CrossCountry Mortgage offered to acquire all outstanding TWO shares for $10.70 per share in cash, plus payment of the $25.4 million termination fee TWO would owe UWMC upon ending their merger agreement. TWO notified UWMC of this determination on March 21, 2026, starting a match right period that expires March 25, 2026.
During this period, UWMC may propose revisions to their merger agreement for TWO's consideration. UWMC has submitted revised terms and discussions are ongoing between the companies.

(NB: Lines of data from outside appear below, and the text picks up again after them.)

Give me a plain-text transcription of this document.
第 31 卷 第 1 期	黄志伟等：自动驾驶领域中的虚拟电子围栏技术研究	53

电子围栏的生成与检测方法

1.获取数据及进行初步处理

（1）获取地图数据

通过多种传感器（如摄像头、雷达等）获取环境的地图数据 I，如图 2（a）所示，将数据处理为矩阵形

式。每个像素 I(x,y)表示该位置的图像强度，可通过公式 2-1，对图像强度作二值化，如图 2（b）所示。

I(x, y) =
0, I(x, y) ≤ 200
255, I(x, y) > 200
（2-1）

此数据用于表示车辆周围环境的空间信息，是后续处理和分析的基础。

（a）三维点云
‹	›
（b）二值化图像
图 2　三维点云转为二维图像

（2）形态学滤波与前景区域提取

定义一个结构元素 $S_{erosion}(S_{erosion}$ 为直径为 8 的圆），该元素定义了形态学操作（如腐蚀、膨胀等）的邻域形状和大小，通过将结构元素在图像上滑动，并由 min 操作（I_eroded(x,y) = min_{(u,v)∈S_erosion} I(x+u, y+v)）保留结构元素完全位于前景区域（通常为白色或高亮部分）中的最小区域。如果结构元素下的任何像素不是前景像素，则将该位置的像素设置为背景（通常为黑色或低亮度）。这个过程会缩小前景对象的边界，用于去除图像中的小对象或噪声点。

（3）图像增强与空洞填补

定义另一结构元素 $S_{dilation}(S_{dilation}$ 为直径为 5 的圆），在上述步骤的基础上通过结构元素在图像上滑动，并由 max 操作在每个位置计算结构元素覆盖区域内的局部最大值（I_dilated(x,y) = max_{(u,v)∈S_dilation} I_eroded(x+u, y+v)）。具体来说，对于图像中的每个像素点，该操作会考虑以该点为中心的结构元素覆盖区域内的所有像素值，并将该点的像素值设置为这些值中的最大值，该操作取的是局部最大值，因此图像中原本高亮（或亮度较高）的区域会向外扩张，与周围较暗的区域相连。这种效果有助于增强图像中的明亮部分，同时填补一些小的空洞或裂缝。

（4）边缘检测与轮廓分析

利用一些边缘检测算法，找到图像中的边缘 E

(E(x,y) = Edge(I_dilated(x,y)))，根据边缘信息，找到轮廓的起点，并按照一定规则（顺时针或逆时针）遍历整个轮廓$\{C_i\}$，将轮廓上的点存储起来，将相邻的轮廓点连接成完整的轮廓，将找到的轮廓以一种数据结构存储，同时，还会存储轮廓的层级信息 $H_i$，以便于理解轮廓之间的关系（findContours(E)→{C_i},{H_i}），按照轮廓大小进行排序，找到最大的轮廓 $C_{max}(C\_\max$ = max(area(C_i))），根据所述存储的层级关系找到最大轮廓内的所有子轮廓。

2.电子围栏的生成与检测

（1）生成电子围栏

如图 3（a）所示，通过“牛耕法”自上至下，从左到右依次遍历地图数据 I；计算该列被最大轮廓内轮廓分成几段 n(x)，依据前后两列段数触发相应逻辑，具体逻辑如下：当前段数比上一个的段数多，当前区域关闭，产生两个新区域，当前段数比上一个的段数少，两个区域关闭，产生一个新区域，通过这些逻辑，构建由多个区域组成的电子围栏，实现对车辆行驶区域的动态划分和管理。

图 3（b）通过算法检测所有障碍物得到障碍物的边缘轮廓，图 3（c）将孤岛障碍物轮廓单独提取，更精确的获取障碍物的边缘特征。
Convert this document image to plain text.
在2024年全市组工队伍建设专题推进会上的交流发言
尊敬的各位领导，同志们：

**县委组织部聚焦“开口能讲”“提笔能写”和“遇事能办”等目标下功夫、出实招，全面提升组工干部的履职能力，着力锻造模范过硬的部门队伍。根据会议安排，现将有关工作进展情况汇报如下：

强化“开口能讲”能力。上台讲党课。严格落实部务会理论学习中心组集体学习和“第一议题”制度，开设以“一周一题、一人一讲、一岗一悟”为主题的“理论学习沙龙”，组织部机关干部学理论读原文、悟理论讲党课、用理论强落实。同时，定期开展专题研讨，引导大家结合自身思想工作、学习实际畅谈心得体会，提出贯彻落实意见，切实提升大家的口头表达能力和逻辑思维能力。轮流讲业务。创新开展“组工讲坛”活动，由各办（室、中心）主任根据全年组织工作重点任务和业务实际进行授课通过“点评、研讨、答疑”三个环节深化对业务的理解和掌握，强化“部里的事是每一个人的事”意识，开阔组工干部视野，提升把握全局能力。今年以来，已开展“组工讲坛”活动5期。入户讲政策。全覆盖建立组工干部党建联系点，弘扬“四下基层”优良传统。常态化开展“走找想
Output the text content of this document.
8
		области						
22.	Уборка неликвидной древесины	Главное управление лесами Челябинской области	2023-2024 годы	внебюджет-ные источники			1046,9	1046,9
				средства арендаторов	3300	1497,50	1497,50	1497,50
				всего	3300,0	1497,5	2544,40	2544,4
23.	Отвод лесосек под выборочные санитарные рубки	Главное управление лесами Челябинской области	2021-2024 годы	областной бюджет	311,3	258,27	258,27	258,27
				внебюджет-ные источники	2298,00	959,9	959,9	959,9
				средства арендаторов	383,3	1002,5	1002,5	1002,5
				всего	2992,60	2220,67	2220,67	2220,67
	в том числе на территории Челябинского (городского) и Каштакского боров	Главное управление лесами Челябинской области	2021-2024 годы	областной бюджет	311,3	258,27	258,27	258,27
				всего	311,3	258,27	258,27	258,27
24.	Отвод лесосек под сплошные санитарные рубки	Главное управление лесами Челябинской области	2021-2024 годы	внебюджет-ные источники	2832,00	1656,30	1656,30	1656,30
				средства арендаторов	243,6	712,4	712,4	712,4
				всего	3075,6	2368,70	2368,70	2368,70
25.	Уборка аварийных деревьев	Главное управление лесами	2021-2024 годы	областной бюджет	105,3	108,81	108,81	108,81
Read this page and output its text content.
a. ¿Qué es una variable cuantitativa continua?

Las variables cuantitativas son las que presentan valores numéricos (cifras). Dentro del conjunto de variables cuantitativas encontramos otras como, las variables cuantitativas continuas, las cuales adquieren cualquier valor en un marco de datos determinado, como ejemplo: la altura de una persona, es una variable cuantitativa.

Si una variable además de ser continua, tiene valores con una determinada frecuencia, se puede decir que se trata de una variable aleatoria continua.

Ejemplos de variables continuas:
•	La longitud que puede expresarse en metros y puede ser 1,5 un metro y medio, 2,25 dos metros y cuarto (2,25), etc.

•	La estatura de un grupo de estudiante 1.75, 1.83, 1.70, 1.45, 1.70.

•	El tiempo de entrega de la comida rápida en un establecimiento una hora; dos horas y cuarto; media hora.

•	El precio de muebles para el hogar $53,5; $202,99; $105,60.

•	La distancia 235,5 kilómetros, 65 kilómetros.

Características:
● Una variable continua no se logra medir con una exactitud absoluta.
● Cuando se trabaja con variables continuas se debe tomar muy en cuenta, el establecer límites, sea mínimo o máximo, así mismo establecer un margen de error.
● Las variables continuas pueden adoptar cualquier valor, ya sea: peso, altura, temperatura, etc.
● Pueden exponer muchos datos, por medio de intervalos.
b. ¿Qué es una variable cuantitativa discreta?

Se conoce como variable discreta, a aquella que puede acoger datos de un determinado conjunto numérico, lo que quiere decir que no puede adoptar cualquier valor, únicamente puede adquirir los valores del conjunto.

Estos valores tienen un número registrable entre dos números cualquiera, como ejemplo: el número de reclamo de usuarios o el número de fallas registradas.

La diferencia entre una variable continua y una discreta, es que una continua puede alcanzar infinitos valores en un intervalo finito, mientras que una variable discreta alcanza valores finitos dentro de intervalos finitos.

TWO also received another unsolicited proposal from a third party offering $10.75 per share in cash plus the $25.4 million termination fee. The board committee determined this proposal could reasonably lead to a "Company Superior Proposal" under the UWMC merger agreement.
The UWMC merger agreement remains in effect. TWO stated there is no assurance the process will result in an amended UWMC agreement, termination of the current merger, or a definitive agreement with any other party.
Due to these developments, TWO postponed its Special Meeting of Stockholders to April 7, 2026. The company is a real estate investment trust focused on mortgage servicing rights and residential mortgage-backed securities, headquartered in St. Louis Park, Minnesota.
Houlihan Lokey Capital serves as TWO's financial advisor and Jones Day as outside legal counsel for the transaction process.